DetectTextInImage Operator

Description

The DetectTextInImage operator extracts text from images using Tesseract OCR (Optical Character Recognition). It supports multiple languages including English, Hindi, Tamil, and Telugu. The operator processes image files and returns the detected text as a string.

Model Information

  • OCR Engine: Tesseract OCR

  • Source: Google, via pytesseract Python wrapper

  • Supported Languages: English (eng), Hindi (hin), Tamil (tam), Telugu (tel)
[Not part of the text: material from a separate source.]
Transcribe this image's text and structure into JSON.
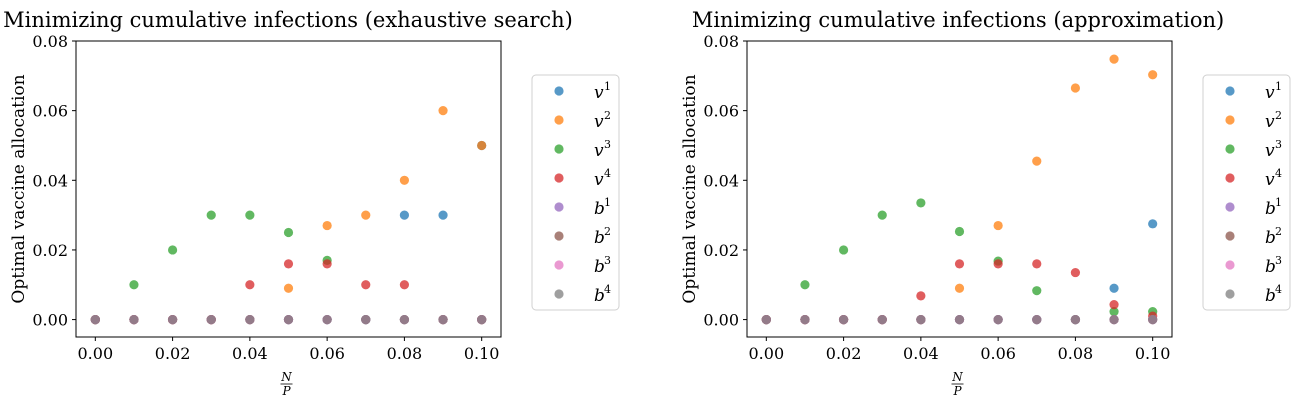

  • Usage: The operator uses Tesseract’s OCR capabilities to extract text from images, enabling downstream tasks such as text analysis, content moderation, and document processing.

System Dependencies

  • Tesseract OCR

    • On Windows:

      1. Download from UB-Mannheim’s Tesseract

      2. Install and add to PATH

      3. Install language packs for Hindi, Tamil, and Telugu

    • On Linux: sudo apt install tesseract-ocr tesseract-ocr-hin tesseract-ocr-tam tesseract-ocr-tel

    • On macOS: brew install tesseract tesseract-lang

Operator Dependencies

  • pytesseract >= 0.3.10

  • Pillow >= 11.1.0

How to Run the Tests

  1. Ensure that you are in the root directory of the feluda project.

  2. Install dependencies (in your virtual environment):

    uv pip install "./operators/detect_text_in_image"
    uv pip install "feluda[dev]"
    
  3. Ensure Tesseract OCR is installed and available in your PATH.

  4. Run the tests:

    pytest operators/detect_text_in_image/test.py
    

Usage

from feluda.factory import ImageFactory
from feluda.operators import DetectTextInImage

# Initialize the operator
operator = DetectTextInImage()

# Load an image
image = ImageFactory.make_from_url_to_path("https://example.com/image.png")

# Extract text
text = operator.run(image, remove_after_processing=False)
print(text)

# Check operator state
state = operator.state()
print(f"PSM: {state['psm']}, OEM: {state['oem']}")

# Cleanup resources
operator.cleanup()

Configuration

The operator accepts two configuration parameters:

  • psm (int): Page segmentation mode (default: 6)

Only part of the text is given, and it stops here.